Austerity, meanwhile, has made education as a path to economic mobility there increasingly tenuous, as a quarter of local schools have closed, and funding cuts have decimated the local university system. With jobs increasingly scarce, many residents have fled, and their departures have left fewer people—increasingly elderly—to pay into the local economy. The remaining taxpayers have also had to foot the bill for billions paid to lawyers and consultants for their work on the bankruptcy. Following bankruptcy, the burden of maintaining a balanced budget, likely through reduced service expenditures and increased fee income, will also fall on them.
Detroit’s position at the bottom of the federal structure made it subject to federal and state policies harmful to residents in areas such as consumer lending, transportation, and taxation. Similarly, as a territory of the U.S., Puerto Rico has found itself buffeted by the whims of the federal government, which have largely run counter to Puerto Ricans’ interests.
Actions by the federal government have relentlessly taken opportunities away from the island’s residents, compounding their troubles, even as the island’s future depends on their fate. Congress reversed subsidies that had attracted pharmaceutical and manufacturing companies by sparing profits earned there from taxation.

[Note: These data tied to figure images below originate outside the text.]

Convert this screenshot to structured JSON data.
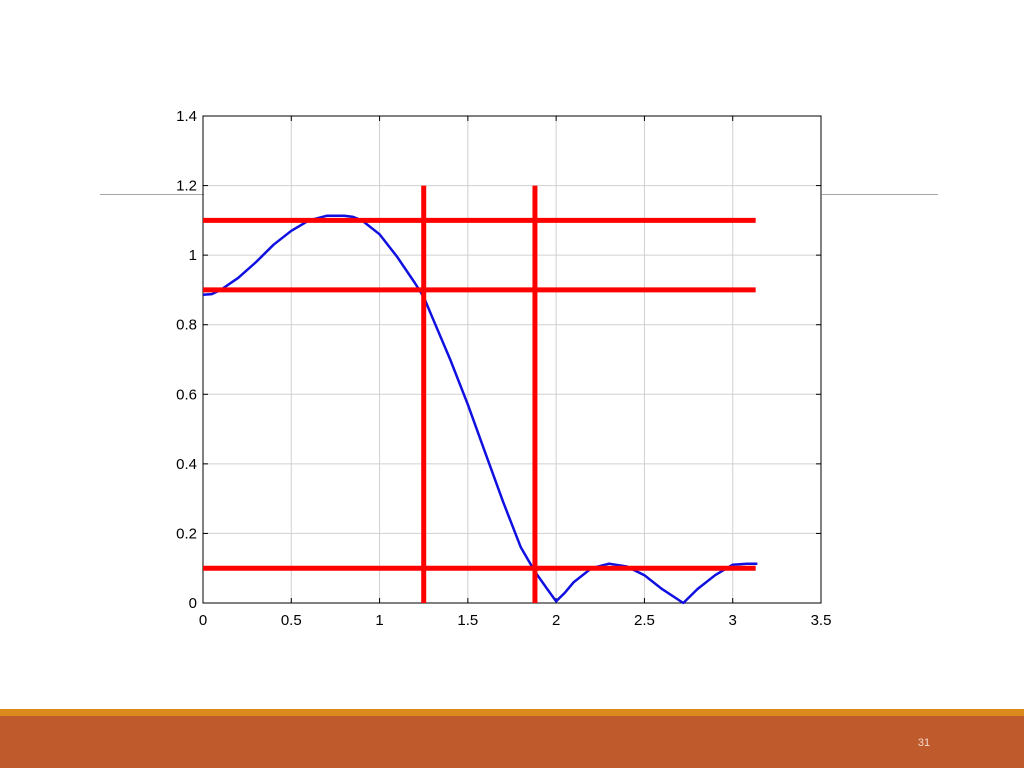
{
  "slide": {
    "number": "31"
  },
  "colors": {
    "curve": "#1010e0",
    "markers": "#ff0000",
    "grid": "#d0d0d0",
    "axis": "#000000",
    "footer_gold": "#dd8a1c",
    "footer_bar": "#bf5a2d"
  },
  "chart_data": {
    "type": "line",
    "title": "",
    "xlabel": "",
    "ylabel": "",
    "xlim": [
      0,
      3.5
    ],
    "ylim": [
      0,
      1.4
    ],
    "grid": true,
    "x_ticks": [
      0,
      0.5,
      1,
      1.5,
      2,
      2.5,
      3,
      3.5
    ],
    "y_ticks": [
      0,
      0.2,
      0.4,
      0.6,
      0.8,
      1,
      1.2,
      1.4
    ],
    "x_tick_labels": [
      "0",
      "0.5",
      "1",
      "1.5",
      "2",
      "2.5",
      "3",
      "3.5"
    ],
    "y_tick_labels": [
      "0",
      "0.2",
      "0.4",
      "0.6",
      "0.8",
      "1",
      "1.2",
      "1.4"
    ],
    "series": [
      {
        "x": [
          0,
          0.05,
          0.1,
          0.2,
          0.3,
          0.4,
          0.5,
          0.6,
          0.7,
          0.8,
          0.85,
          0.9,
          1.0,
          1.1,
          1.2,
          1.25,
          1.3,
          1.4,
          1.5,
          1.6,
          1.7,
          1.8,
          1.88,
          1.95,
          2.0,
          2.05,
          2.1,
          2.2,
          2.3,
          2.4,
          2.5,
          2.6,
          2.72,
          2.8,
          2.9,
          3.0,
          3.08,
          3.14
        ],
        "values": [
          0.886,
          0.888,
          0.9,
          0.935,
          0.98,
          1.03,
          1.07,
          1.1,
          1.113,
          1.113,
          1.11,
          1.1,
          1.06,
          0.995,
          0.92,
          0.88,
          0.82,
          0.7,
          0.57,
          0.43,
          0.29,
          0.16,
          0.09,
          0.04,
          0.005,
          0.03,
          0.06,
          0.1,
          0.113,
          0.105,
          0.08,
          0.04,
          0.0,
          0.04,
          0.08,
          0.11,
          0.113,
          0.113
        ]
      }
    ],
    "horizontal_lines": [
      {
        "y": 1.1,
        "x_start": 0,
        "x_end": 3.13
      },
      {
        "y": 0.9,
        "x_start": 0,
        "x_end": 3.13
      },
      {
        "y": 0.1,
        "x_start": 0,
        "x_end": 3.13
      }
    ],
    "vertical_lines": [
      {
        "x": 1.25,
        "y_start": 0,
        "y_end": 1.2
      },
      {
        "x": 1.88,
        "y_start": 0,
        "y_end": 1.2
      }
    ]
  }
}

Without the jobs and income that the factories provided, the local government raised money by issuing bonds. Federal law encouraged unsustainable levels of debt by exempting Puerto Rican bonds from federal, state, and local taxes and looking the other way as the island accumulated liabilities. The federal government’s earlier elimination of bankruptcy procedures for writing down debt attracted further investors. After the island fell into economic crisis, vulture funds bought its devalued bonds from existing investors at fire sale prices, seeking windfall profits. Since then federal policies have continued to stymie the island’s progress. Various provisions of the Trump administration’s Tax Cuts and Jobs Act of 2017, for example, have raised the cost of doing business there and dissuaded investment, while simultaneously cutting corporate taxes for companies operating on the mainland.
Blaming local corruption and mismanagement and forcing spending cuts on people who live in distressed places like Detroit and Puerto Rico has proved easier than galvanizing support for residents from higher levels of government. Nevertheless, the best hope for ameliorating the suffering of the nearly 3.5 million American citizens who live on Puerto Rico, and thereby reversing the downward spiral of the local economy, lies in reversing harmful federal policies to return jobs and stability. Instead, the mainland has done nothing to help but enact restructuring procedures. Twisting them to stanch pensioners’ potential losses seems inadequate.